宁翠翠哆嗦了一下,楚行夜视能力要比常人好很多,无意中向山谷望了一眼,惊异了一声,“那两人怎么都掉下去了?”
“啊!”宁翠翠后悔不已,如果不是她的迟疑,这人也许不会死,明明看出他有死劫,却还认由他夜半来爬山!她该制止的。
“你在这不要动,我下去看一眼!”
宁翠翠整个人已经如筛糠,颤抖的厉害,“不要,我们回去吧,明天会有人来查。”她的声音里带着祈求之意,楚行与她相处久了,听出她的声中还带着哭意。
“你又在自责?这根本不怪你!”
不,她自责死了,她明明感受到了死气,却任由着他去引凶手出现!如果她真的有心想救人,她可以给他画护身符,可以告诉他要小心,她只是眼睁睁的看着他们死了。
楚行不想带着她来,就是怕她如此,将人揽在怀里宽慰道:“人活多久,一生享受多少的富贵都有定数,你能帮他们躲过此劫,又将有多少劫难落在你身上,所以不要难过!我宁愿世间一切顺其自然,也不想你逆天而为去救阳寿已尽之人。”
宁翠翠摇头,“人们不是阳寿尽了,而是横死,这种情况我可以让他们躲过劫难的!可我……”
楚行将她拥入怀中,脚下发力向山下冲去,怀中的人已经情绪失控,他已没了关切别人的心思!冷风代主子亲自去了一趟后山,回来告诉他的消息是,那二者当中,有一个是白氏带来的小厮。
他思虑了一番做了决定,“明日一早我们就下山,这亲不认了!”
宁翠翠瞪着水雾的大眼睛,茂密睫毛上还有眼泪,依偎在他怀中,任由他一直抱着自己。
“你不想娶我了。”
明明还难过着,明明还为自已失责伤心着,忽然问这么一句,楚行都忍不住笑她。
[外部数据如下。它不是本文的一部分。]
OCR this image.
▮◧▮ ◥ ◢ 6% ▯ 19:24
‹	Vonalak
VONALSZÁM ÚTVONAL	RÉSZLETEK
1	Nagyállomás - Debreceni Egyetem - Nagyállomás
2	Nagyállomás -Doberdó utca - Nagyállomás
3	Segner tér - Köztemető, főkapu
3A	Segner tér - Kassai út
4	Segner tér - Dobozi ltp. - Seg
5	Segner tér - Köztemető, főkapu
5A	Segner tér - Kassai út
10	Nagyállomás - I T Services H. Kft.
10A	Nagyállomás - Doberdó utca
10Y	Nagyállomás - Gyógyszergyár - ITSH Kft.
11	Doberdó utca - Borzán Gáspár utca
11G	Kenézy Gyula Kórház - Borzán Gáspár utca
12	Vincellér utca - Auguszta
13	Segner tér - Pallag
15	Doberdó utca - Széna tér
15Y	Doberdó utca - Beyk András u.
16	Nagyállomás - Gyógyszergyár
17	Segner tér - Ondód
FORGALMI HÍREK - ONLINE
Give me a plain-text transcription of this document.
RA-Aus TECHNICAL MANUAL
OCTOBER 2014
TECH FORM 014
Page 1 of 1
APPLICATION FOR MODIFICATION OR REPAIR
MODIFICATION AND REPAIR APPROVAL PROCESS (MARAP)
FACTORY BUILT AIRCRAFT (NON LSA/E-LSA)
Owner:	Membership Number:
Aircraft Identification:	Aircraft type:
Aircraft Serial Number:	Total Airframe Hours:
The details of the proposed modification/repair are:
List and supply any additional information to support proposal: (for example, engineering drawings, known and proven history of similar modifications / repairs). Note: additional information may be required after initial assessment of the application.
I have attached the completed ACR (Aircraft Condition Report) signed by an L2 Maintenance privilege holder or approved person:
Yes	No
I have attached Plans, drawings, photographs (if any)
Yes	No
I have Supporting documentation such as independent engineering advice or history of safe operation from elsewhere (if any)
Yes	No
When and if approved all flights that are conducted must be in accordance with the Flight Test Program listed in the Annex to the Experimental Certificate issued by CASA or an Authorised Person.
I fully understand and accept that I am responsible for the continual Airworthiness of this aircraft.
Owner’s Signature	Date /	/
在她的眼睛上落下一吻。
“死得是白氏的小厮,你说得对,她这个人命不好,我不能将你送到她身边,我怕……你会出事!”
宁翠翠听了这话,在他怀中努力的蹭了蹭!然而她知道,她一生只有一个死劫,被她娘用异术弄到了这里化解,再想让她死只有寿终正寝了,她是不怕命硬之人的!
“就怕你想走,我们也走不成的!”搂住他的腰,声音带着一点祈求,“楚行,今晚你留下来陪我好吗?”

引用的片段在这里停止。